Les illustrations, elles, se situent un cran au-dessus. Avec leur look rétro (qui renvoie toujours à l’ambiance mystérieuse que le jeu essaie d’émuler), elles jouissent d’un trait crayonné très évocateur. Idem pour les couleurs criantes aux faux airs de vieux romans graphiques, qui trahissent l’intelligence de l’artiste. Des artistes, pardon, puisqu’ils/elles sont quatre : Heather Vaughan, J J Moore, Monica Magaña et Andy Gruba (Google est votre ami).
Système de jeu : Simplicité et complexité, le couple terrible
Ma lecture du système s’est faite en deux temps. D’abord, une bonne surprise. Le système se veut clair et simple dans l’absolu, avec un set de dés polyédriques dont chacun renvoie à un degré de maîtrise (le D4 pour votre caractéristique la plus faible et le D20 pour la plus forte). Le MJ établit donc un degré de difficulté et le dé (qui peut exploser s’il affiche son score maximal) doit l’égaler ou le dépasser. Sachant que tous les dés se jouent sur seulement six caractéristiques reprenant tous les types d’action possibles et imaginables, on se dit qu’on est face à un jeu simple.
Or, cette simplicité devient rapidement complexe quand on s’intéresse aux degrés de difficultés très vagues et à la gradation de la réussite et de l’échec.
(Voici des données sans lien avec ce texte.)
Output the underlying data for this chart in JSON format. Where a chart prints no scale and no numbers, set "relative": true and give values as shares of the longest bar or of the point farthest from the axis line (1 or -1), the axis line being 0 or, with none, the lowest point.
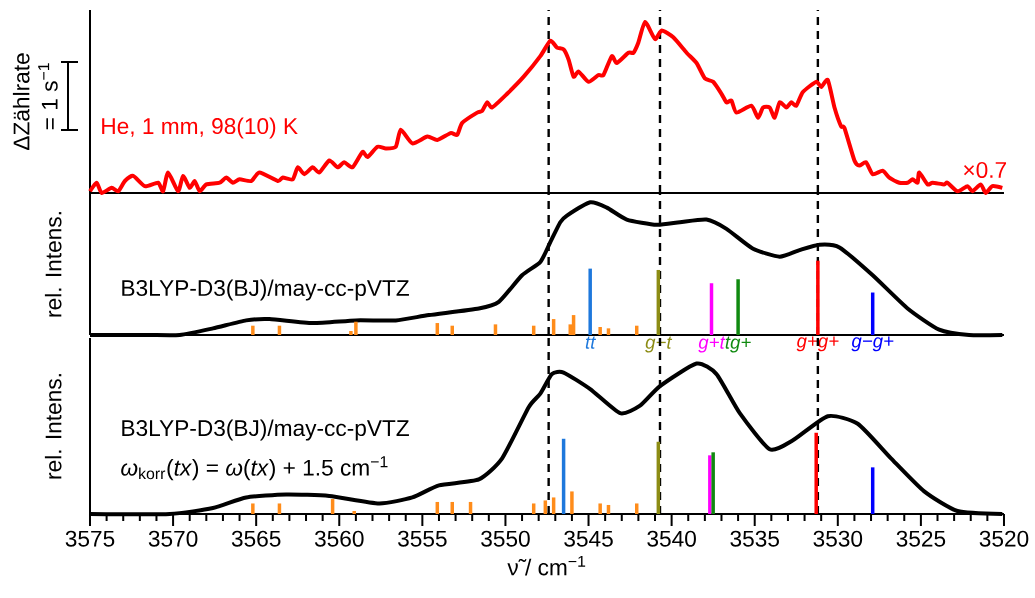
{
  "chart_data": [
    {
      "type": "line",
      "relative": true,
      "xlim": [
        3575,
        3520
      ],
      "tick_labels": false,
      "ylabel": "ΔZählrate",
      "annotations": [
        "He, 1 mm, 98(10) K",
        "×0.7",
        "= 1 s$^{−1}$"
      ],
      "ref_lines": [
        {
          "axis": "x",
          "value": 3547.4,
          "color": "#000000",
          "line_style": "dashed"
        },
        {
          "axis": "x",
          "value": 3540.7,
          "color": "#000000",
          "line_style": "dashed"
        },
        {
          "axis": "x",
          "value": 3531.2,
          "color": "#000000",
          "line_style": "dashed"
        }
      ],
      "series": [
        {
          "color": "#ff0000",
          "x": [
            3575.0,
            3574.6,
            3574.3,
            3573.7,
            3573.3,
            3572.9,
            3572.4,
            3571.7,
            3570.9,
            3570.6,
            3570.3,
            3569.7,
            3569.4,
            3569.0,
            3568.7,
            3568.4,
            3568.0,
            3567.2,
            3566.8,
            3566.4,
            3566.0,
            3565.3,
            3564.8,
            3563.7,
            3563.4,
            3562.8,
            3562.5,
            3562.1,
            3561.6,
            3561.2,
            3560.6,
            3560.1,
            3559.7,
            3559.2,
            3558.6,
            3558.3,
            3557.7,
            3557.2,
            3556.6,
            3556.3,
            3555.6,
            3554.7,
            3554.1,
            3553.3,
            3552.9,
            3552.6,
            3551.7,
            3551.4,
            3551.1,
            3550.8,
            3549.9,
            3548.9,
            3547.9,
            3547.3,
            3546.9,
            3546.5,
            3546.2,
            3545.9,
            3545.6,
            3545.0,
            3544.4,
            3544.1,
            3543.6,
            3543.3,
            3542.6,
            3542.3,
            3542.0,
            3541.6,
            3541.0,
            3540.6,
            3539.9,
            3539.1,
            3538.5,
            3538.0,
            3537.5,
            3537.0,
            3536.7,
            3536.4,
            3536.1,
            3535.2,
            3534.8,
            3534.5,
            3534.1,
            3533.8,
            3533.5,
            3533.1,
            3532.8,
            3532.5,
            3532.1,
            3531.3,
            3531.0,
            3530.6,
            3530.2,
            3529.8,
            3529.6,
            3529.0,
            3528.7,
            3528.3,
            3527.9,
            3527.3,
            3526.9,
            3526.3,
            3525.8,
            3525.5,
            3525.2,
            3525.1,
            3524.6,
            3524.3,
            3523.6,
            3523.4,
            3522.8,
            3522.2,
            3521.9,
            3521.4,
            3521.1,
            3520.7,
            3520.1
          ],
          "values": [
            0.01,
            0.06,
            0,
            0.03,
            0.01,
            0.07,
            0.1,
            0.04,
            0.06,
            0.01,
            0.12,
            0.01,
            0.1,
            0.03,
            0.07,
            0.01,
            0.05,
            0.06,
            0.09,
            0.06,
            0.08,
            0.07,
            0.12,
            0.07,
            0.09,
            0.08,
            0.15,
            0.11,
            0.15,
            0.12,
            0.19,
            0.15,
            0.18,
            0.15,
            0.24,
            0.21,
            0.27,
            0.26,
            0.27,
            0.37,
            0.29,
            0.33,
            0.31,
            0.35,
            0.34,
            0.41,
            0.47,
            0.48,
            0.53,
            0.5,
            0.58,
            0.68,
            0.8,
            0.89,
            0.85,
            0.84,
            0.78,
            0.68,
            0.71,
            0.65,
            0.69,
            0.69,
            0.8,
            0.76,
            0.82,
            0.82,
            0.88,
            1.0,
            0.9,
            0.95,
            0.91,
            0.82,
            0.76,
            0.67,
            0.65,
            0.58,
            0.53,
            0.54,
            0.47,
            0.51,
            0.44,
            0.5,
            0.5,
            0.44,
            0.53,
            0.5,
            0.53,
            0.51,
            0.59,
            0.65,
            0.62,
            0.66,
            0.5,
            0.39,
            0.38,
            0.19,
            0.16,
            0.18,
            0.11,
            0.13,
            0.09,
            0.06,
            0.06,
            0.08,
            0.06,
            0.12,
            0.05,
            0.06,
            0.05,
            0.06,
            0.01,
            0.04,
            0.01,
            0.05,
            0,
            0.04,
            0.03
          ]
        }
      ]
    },
    {
      "type": "line",
      "relative": true,
      "xlim": [
        3575,
        3520
      ],
      "tick_labels": false,
      "ylabel": "rel. Intens.",
      "annotations": [
        "B3LYP-D3(BJ)/may-cc-pVTZ"
      ],
      "ref_lines": [
        {
          "axis": "x",
          "value": 3547.4,
          "color": "#000000",
          "line_style": "dashed"
        },
        {
          "axis": "x",
          "value": 3540.7,
          "color": "#000000",
          "line_style": "dashed"
        },
        {
          "axis": "x",
          "value": 3531.2,
          "color": "#000000",
          "line_style": "dashed"
        }
      ],
      "series": [
        {
          "type": "line",
          "color": "#000000",
          "x": [
            3575.0,
            3571.6,
            3569.6,
            3567.6,
            3565.6,
            3564.2,
            3561.6,
            3559.0,
            3556.6,
            3554.6,
            3551.6,
            3550.4,
            3549.0,
            3547.9,
            3547.3,
            3546.7,
            3546.3,
            3544.9,
            3543.9,
            3542.7,
            3540.9,
            3539.5,
            3537.9,
            3536.7,
            3535.1,
            3533.5,
            3532.3,
            3531.1,
            3529.9,
            3527.9,
            3525.8,
            3523.9,
            3522.1,
            3520.1
          ],
          "values": [
            0,
            0,
            0,
            0.05,
            0.11,
            0.12,
            0.09,
            0.11,
            0.11,
            0.15,
            0.2,
            0.25,
            0.45,
            0.55,
            0.7,
            0.85,
            0.9,
            1.0,
            0.96,
            0.87,
            0.83,
            0.85,
            0.87,
            0.8,
            0.65,
            0.59,
            0.64,
            0.68,
            0.66,
            0.45,
            0.2,
            0.04,
            0,
            0
          ]
        },
        {
          "type": "bar",
          "color": "#ff8c1a",
          "x": [
            3565.2,
            3563.6,
            3559.3,
            3559.0,
            3554.1,
            3553.2,
            3550.6,
            3548.3,
            3547.1,
            3546.1,
            3545.9,
            3544.3,
            3543.8,
            3542.1
          ],
          "values": [
            0.07,
            0.07,
            0.03,
            0.1,
            0.09,
            0.07,
            0.08,
            0.07,
            0.12,
            0.08,
            0.15,
            0.06,
            0.05,
            0.07
          ]
        },
        {
          "type": "bar",
          "name": "tt",
          "color": "#1e78dc",
          "x": [
            3544.9
          ],
          "values": [
            0.5
          ]
        },
        {
          "type": "bar",
          "name": "g−t",
          "color": "#8c8c14",
          "x": [
            3540.8
          ],
          "values": [
            0.49
          ]
        },
        {
          "type": "bar",
          "name": "g+t",
          "color": "#ff00ff",
          "x": [
            3537.6
          ],
          "values": [
            0.39
          ]
        },
        {
          "type": "bar",
          "name": "tg+",
          "color": "#108a10",
          "x": [
            3536.0
          ],
          "values": [
            0.42
          ]
        },
        {
          "type": "bar",
          "name": "g+g+",
          "color": "#ff0000",
          "x": [
            3531.2
          ],
          "values": [
            0.56
          ]
        },
        {
          "type": "bar",
          "name": "g−g+",
          "color": "#0000ff",
          "x": [
            3527.9
          ],
          "values": [
            0.32
          ]
        }
      ]
    },
    {
      "type": "line",
      "relative": true,
      "xlim": [
        3575,
        3520
      ],
      "xticks": [
        3575,
        3570,
        3565,
        3560,
        3555,
        3550,
        3545,
        3540,
        3535,
        3530,
        3525,
        3520
      ],
      "tick_labels": "x",
      "xlabel": "ν̃ / cm$^{−1}$",
      "ylabel": "rel. Intens.",
      "annotations": [
        "B3LYP-D3(BJ)/may-cc-pVTZ",
        "*ω*$_{korr}$(*tx*) = *ω*(*tx*) + 1.5 cm$^{−1}$"
      ],
      "ref_lines": [
        {
          "axis": "x",
          "value": 3547.4,
          "color": "#000000",
          "line_style": "dashed"
        },
        {
          "axis": "x",
          "value": 3540.7,
          "color": "#000000",
          "line_style": "dashed"
        },
        {
          "axis": "x",
          "value": 3531.2,
          "color": "#000000",
          "line_style": "dashed"
        }
      ],
      "series": [
        {
          "type": "line",
          "color": "#000000",
          "x": [
            3575.0,
            3570.2,
            3567.6,
            3565.6,
            3563.2,
            3560.6,
            3557.6,
            3555.6,
            3554.0,
            3551.6,
            3550.2,
            3548.6,
            3547.9,
            3547.2,
            3546.5,
            3544.9,
            3543.1,
            3541.9,
            3540.7,
            3538.5,
            3537.3,
            3535.9,
            3534.1,
            3532.7,
            3530.6,
            3528.8,
            3526.8,
            3524.8,
            3522.8,
            3520.1
          ],
          "values": [
            0,
            0,
            0.04,
            0.11,
            0.13,
            0.12,
            0.07,
            0.11,
            0.19,
            0.23,
            0.37,
            0.71,
            0.8,
            0.93,
            0.94,
            0.83,
            0.67,
            0.72,
            0.85,
            1.0,
            0.93,
            0.67,
            0.43,
            0.49,
            0.65,
            0.6,
            0.37,
            0.15,
            0.02,
            0
          ]
        },
        {
          "type": "bar",
          "color": "#ff8c1a",
          "x": [
            3565.2,
            3563.6,
            3560.4,
            3559.1,
            3554.1,
            3553.2,
            3552.1,
            3548.3,
            3547.6,
            3547.1,
            3546.0,
            3544.3,
            3543.8,
            3542.1
          ],
          "values": [
            0.07,
            0.07,
            0.1,
            0.02,
            0.08,
            0.08,
            0.08,
            0.07,
            0.09,
            0.11,
            0.15,
            0.07,
            0.06,
            0.07
          ]
        },
        {
          "type": "bar",
          "colors": [
            "#1e78dc",
            "#8c8c14",
            "#ff00ff",
            "#108a10",
            "#ff0000",
            "#0000ff"
          ],
          "x": [
            3546.5,
            3540.8,
            3537.7,
            3537.5,
            3531.3,
            3527.9
          ],
          "values": [
            0.5,
            0.48,
            0.39,
            0.41,
            0.54,
            0.31
          ]
        }
      ]
    }
  ]
}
Des tableaux qui encombrent le MJ, qui se met à réfléchir à des paramètres superflus (“Donc il a une réussite de +7, ce qui veut dire qu’il a très très bien réussi mais que…” *soupir*). Vient ensuite le personnage à pouvoir, qui repose sur une superbe idée. C’est au MJ de le créer mais ce sont les joueurs qui vont l’incarner à l’aide de cartes posées devant eux et affichant une multitude de traits. Si ce personnage dispose d’un trait “a toujours faim”, par exemple, eh bien un joueur peut activer la carte l’indiquant. C’est alors à la personne devant la quelle est posée la carte d’incarner le personnage. Si vous êtes perplexes, c’est normal.
Et quand on joue ? Quiproquo
Les deux problèmes que j’ai relevés à la lecture du bouquin se sont posés lors de notre partie. Sans surprise, incarner un personnage à tour de rôle donne lieu à des séquences confuses quand tous les PJ sont présents. Plusieurs fois, on s’est demandé si tel joueur incarnait son personnage ou le personnage à pouvoir. En réalité, il aurait été plus simple de laisser le MJ l’incarner, tout en laissant les joueurs activer les traits de personnage afin d’avoir un contrôle sur ce qu’il fait, par exemple.
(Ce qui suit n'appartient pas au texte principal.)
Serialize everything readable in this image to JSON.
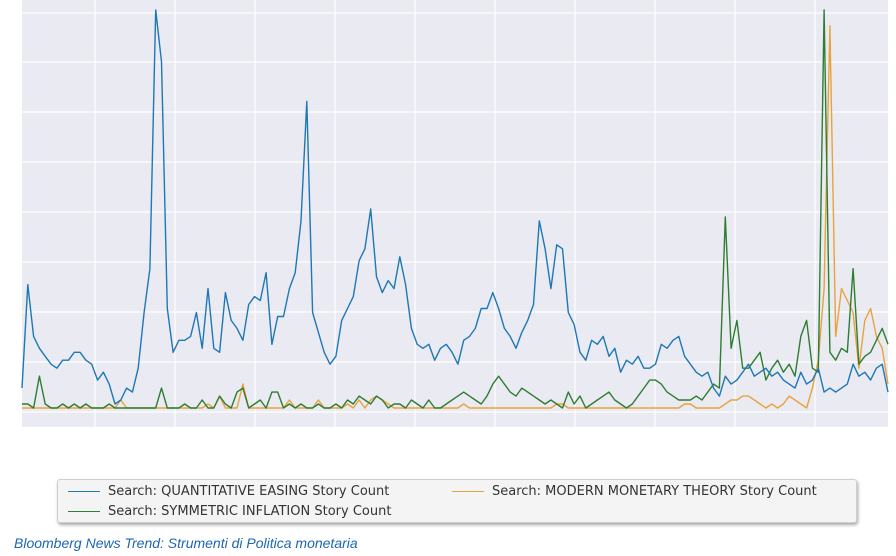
{
  "caption": "Bloomberg News Trend: Strumenti di Politica monetaria",
  "chart_data": {
    "type": "line",
    "title": "",
    "xlabel": "",
    "ylabel": "",
    "grid": true,
    "legend_placement": "bottom",
    "x_count": 150,
    "ylim": [
      0,
      100
    ],
    "series": [
      {
        "name": "Search: QUANTITATIVE EASING Story Count",
        "color": "#1f77b4",
        "values": [
          5,
          31,
          18,
          15,
          13,
          11,
          10,
          12,
          12,
          14,
          14,
          12,
          11,
          7,
          9,
          6,
          1,
          2,
          5,
          4,
          10,
          24,
          35,
          100,
          87,
          25,
          14,
          17,
          17,
          18,
          24,
          15,
          30,
          15,
          14,
          29,
          22,
          20,
          17,
          26,
          28,
          27,
          34,
          16,
          23,
          23,
          30,
          34,
          47,
          77,
          24,
          19,
          14,
          11,
          13,
          22,
          25,
          28,
          37,
          40,
          50,
          33,
          29,
          32,
          30,
          38,
          31,
          20,
          16,
          15,
          16,
          12,
          15,
          16,
          14,
          11,
          17,
          18,
          20,
          25,
          25,
          29,
          25,
          20,
          18,
          15,
          19,
          22,
          26,
          47,
          40,
          30,
          41,
          40,
          24,
          21,
          14,
          12,
          17,
          16,
          18,
          13,
          15,
          9,
          12,
          11,
          13,
          10,
          10,
          11,
          16,
          15,
          17,
          18,
          13,
          11,
          9,
          8,
          9,
          5,
          3,
          8,
          6,
          7,
          9,
          11,
          8,
          9,
          10,
          8,
          9,
          7,
          6,
          5,
          9,
          6,
          7,
          10,
          4,
          5,
          4,
          5,
          6,
          11,
          8,
          9,
          7,
          10,
          11,
          4
        ]
      },
      {
        "name": "Search: SYMMETRIC INFLATION Story Count",
        "color": "#2e7d32",
        "values": [
          1,
          1,
          0,
          8,
          1,
          0,
          0,
          1,
          0,
          1,
          0,
          1,
          0,
          0,
          0,
          1,
          0,
          0,
          0,
          0,
          0,
          0,
          0,
          0,
          5,
          0,
          0,
          0,
          1,
          0,
          0,
          2,
          0,
          0,
          3,
          1,
          0,
          4,
          5,
          0,
          1,
          2,
          0,
          4,
          4,
          0,
          1,
          0,
          1,
          0,
          0,
          1,
          0,
          0,
          1,
          0,
          2,
          1,
          3,
          2,
          1,
          3,
          2,
          0,
          1,
          1,
          0,
          2,
          1,
          0,
          2,
          0,
          0,
          1,
          2,
          3,
          4,
          3,
          2,
          1,
          3,
          6,
          8,
          6,
          4,
          3,
          5,
          4,
          3,
          2,
          1,
          2,
          1,
          0,
          4,
          1,
          3,
          0,
          1,
          2,
          3,
          4,
          2,
          1,
          0,
          1,
          3,
          5,
          7,
          7,
          6,
          4,
          3,
          2,
          2,
          2,
          3,
          2,
          4,
          6,
          5,
          48,
          15,
          22,
          10,
          10,
          12,
          14,
          7,
          10,
          12,
          9,
          11,
          8,
          18,
          22,
          10,
          9,
          100,
          14,
          12,
          15,
          14,
          35,
          11,
          13,
          14,
          17,
          20,
          16
        ]
      },
      {
        "name": "Search: MODERN MONETARY THEORY Story Count",
        "color": "#e8a33d",
        "values": [
          0,
          0,
          0,
          0,
          0,
          0,
          0,
          0,
          0,
          0,
          0,
          0,
          0,
          0,
          0,
          0,
          0,
          2,
          0,
          0,
          0,
          0,
          0,
          0,
          0,
          0,
          0,
          0,
          0,
          0,
          0,
          0,
          1,
          0,
          3,
          0,
          0,
          0,
          6,
          0,
          0,
          0,
          0,
          0,
          0,
          0,
          2,
          0,
          0,
          0,
          0,
          2,
          0,
          0,
          0,
          0,
          1,
          0,
          2,
          0,
          2,
          3,
          2,
          1,
          0,
          0,
          0,
          0,
          0,
          0,
          0,
          0,
          0,
          0,
          0,
          0,
          1,
          0,
          0,
          0,
          0,
          0,
          0,
          0,
          0,
          0,
          0,
          0,
          0,
          0,
          0,
          0,
          1,
          1,
          0,
          0,
          0,
          0,
          0,
          0,
          0,
          0,
          0,
          0,
          0,
          0,
          0,
          0,
          0,
          0,
          0,
          0,
          0,
          0,
          1,
          1,
          0,
          0,
          0,
          0,
          0,
          1,
          2,
          2,
          3,
          3,
          2,
          1,
          0,
          1,
          0,
          1,
          3,
          2,
          1,
          0,
          5,
          12,
          30,
          96,
          18,
          30,
          27,
          24,
          10,
          22,
          25,
          18,
          15,
          6
        ]
      }
    ]
  }
}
Quant au système, autant la base se veut simple, autant ses subtilités compliquent la lisibilité et la fluidité du jeu. Par exemple, lors des combats, le contrôle de la narration est partagée selon le degré de réussite ou d’échec. Dans la mesure où les combats constituent rarement l’élément le plus fluide d’un jeu de rôle, alourdir encore plus cet aspect avec autant de paramètres revient à se tirer une balle dans le pied. Nous avons donc soigneusement évité les combats, même si le même problème est survenu quand le MJ devait s’intéresser aux marges de réussite/d’échec. Cela étant, la table a passé un très bon moment et je suis persuadé qu’en supprimant ou ajustant ces éléments superflus, Kids on Bikes dispose d’un potentiel indéniable.
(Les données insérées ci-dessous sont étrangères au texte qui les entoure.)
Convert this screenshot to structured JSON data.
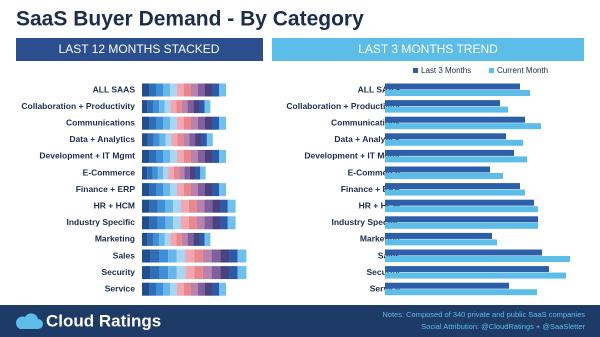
{
  "title": "SaaS Buyer Demand - By Category",
  "footer": {
    "brand": "Cloud Ratings",
    "notes": [
      "Notes: Composed of 340 private and public SaaS companies",
      "Social Attribution: @CloudRatings + @SaaSletter"
    ]
  },
  "chart_data": [
    {
      "type": "stacked_bar",
      "title": "LAST 12 MONTHS STACKED",
      "categories": [
        "ALL SAAS",
        "Collaboration + Productivity",
        "Communications",
        "Data + Analytics",
        "Development + IT Mgmt",
        "E-Commerce",
        "Finance + ERP",
        "HR + HCM",
        "Industry Specific",
        "Marketing",
        "Sales",
        "Security",
        "Service"
      ],
      "xlim": [
        0,
        120
      ],
      "series": [
        {
          "color": "#1f4f8f",
          "values": [
            7,
            5.7,
            7,
            5.9,
            7,
            5.3,
            7,
            7.8,
            7.8,
            5.7,
            8.7,
            8.7,
            7
          ]
        },
        {
          "color": "#2f6db5",
          "values": [
            7,
            5.7,
            7,
            5.9,
            7,
            5.3,
            7,
            7.8,
            7.8,
            5.7,
            8.7,
            8.7,
            7
          ]
        },
        {
          "color": "#3f8fd8",
          "values": [
            7,
            5.7,
            7,
            5.9,
            7,
            5.3,
            7,
            7.8,
            7.8,
            5.7,
            8.7,
            8.7,
            7
          ]
        },
        {
          "color": "#66b6ea",
          "values": [
            7,
            5.7,
            7,
            5.9,
            7,
            5.3,
            7,
            7.8,
            7.8,
            5.7,
            8.7,
            8.7,
            7
          ]
        },
        {
          "color": "#a8d6f2",
          "values": [
            7,
            5.7,
            7,
            5.9,
            7,
            5.3,
            7,
            7.8,
            7.8,
            5.7,
            8.7,
            8.7,
            7
          ]
        },
        {
          "color": "#f4a6b0",
          "values": [
            7,
            5.7,
            7,
            5.9,
            7,
            5.3,
            7,
            7.8,
            7.8,
            5.7,
            8.7,
            8.7,
            7
          ]
        },
        {
          "color": "#e9878f",
          "values": [
            7,
            5.7,
            7,
            5.9,
            7,
            5.3,
            7,
            7.8,
            7.8,
            5.7,
            8.7,
            8.7,
            7
          ]
        },
        {
          "color": "#b982ad",
          "values": [
            7,
            5.7,
            7,
            5.9,
            7,
            5.3,
            7,
            7.8,
            7.8,
            5.7,
            8.7,
            8.7,
            7
          ]
        },
        {
          "color": "#7f5f9e",
          "values": [
            7,
            5.7,
            7,
            5.9,
            7,
            5.3,
            7,
            7.8,
            7.8,
            5.7,
            8.7,
            8.7,
            7
          ]
        },
        {
          "color": "#4a417d",
          "values": [
            7,
            5.7,
            7,
            5.9,
            7,
            5.3,
            7,
            7.8,
            7.8,
            5.7,
            8.7,
            8.7,
            7
          ]
        },
        {
          "color": "#2d5aa6",
          "values": [
            7,
            5.7,
            7,
            5.9,
            7,
            5.3,
            7,
            7.8,
            7.8,
            5.7,
            8.7,
            8.7,
            7
          ]
        },
        {
          "color": "#6fc0ec",
          "values": [
            7,
            5.7,
            7,
            5.9,
            7,
            5.3,
            7,
            7.8,
            7.8,
            5.7,
            8.7,
            8.7,
            7
          ]
        }
      ]
    },
    {
      "type": "grouped_bar",
      "title": "LAST 3 MONTHS TREND",
      "categories": [
        "ALL SAAS",
        "Collaboration + Productivity",
        "Communications",
        "Data + Analytics",
        "Development + IT Mgmt",
        "E-Commerce",
        "Finance + ERP",
        "HR + HCM",
        "Industry Specific",
        "Marketing",
        "Sales",
        "Security",
        "Service"
      ],
      "xlim": [
        0,
        200
      ],
      "legend": "top-right",
      "series": [
        {
          "name": "Last 3 Months",
          "color": "#2c5fa8",
          "values": [
            135,
            115,
            140,
            121,
            129,
            105,
            135,
            149,
            153,
            107,
            157,
            164,
            124
          ]
        },
        {
          "name": "Current Month",
          "color": "#5bbde8",
          "values": [
            145,
            123,
            156,
            138,
            142,
            118,
            140,
            153,
            153,
            112,
            185,
            181,
            152
          ]
        }
      ]
    }
  ]
}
Conclusion : Pas besoin d’un VTT quand un BMX fait l’affaire
Si la première lecture de Kids on Bikes m’a beaucoup hypé, j’ai vite déchanté en lisant le passage sur le personnage à pouvoir et j’avais raison. Cette session de test m’a très vite confirmé ce qui fonctionnait et ce qui ne tournait pas rond. Vu le potentiel de Kids on Bikes, sa volonté de rendre le contrôle narratif flexible entre MJ et joueurs, et surtout la possibilité de s’en approprier l’univers, il serait dommage de passer à côté. Surtout pour les personnes qui aiment les jeux surfant sur les oeuvres des années 80 – un cadre auquel ne se confine toutefois pas Kids on Bikes. Bref, un jeu de rôle sympa, facile à prendre en main mais qui nécessité un bon dépoussiérage pour s’éviter des quipropo et frustrations inutiles.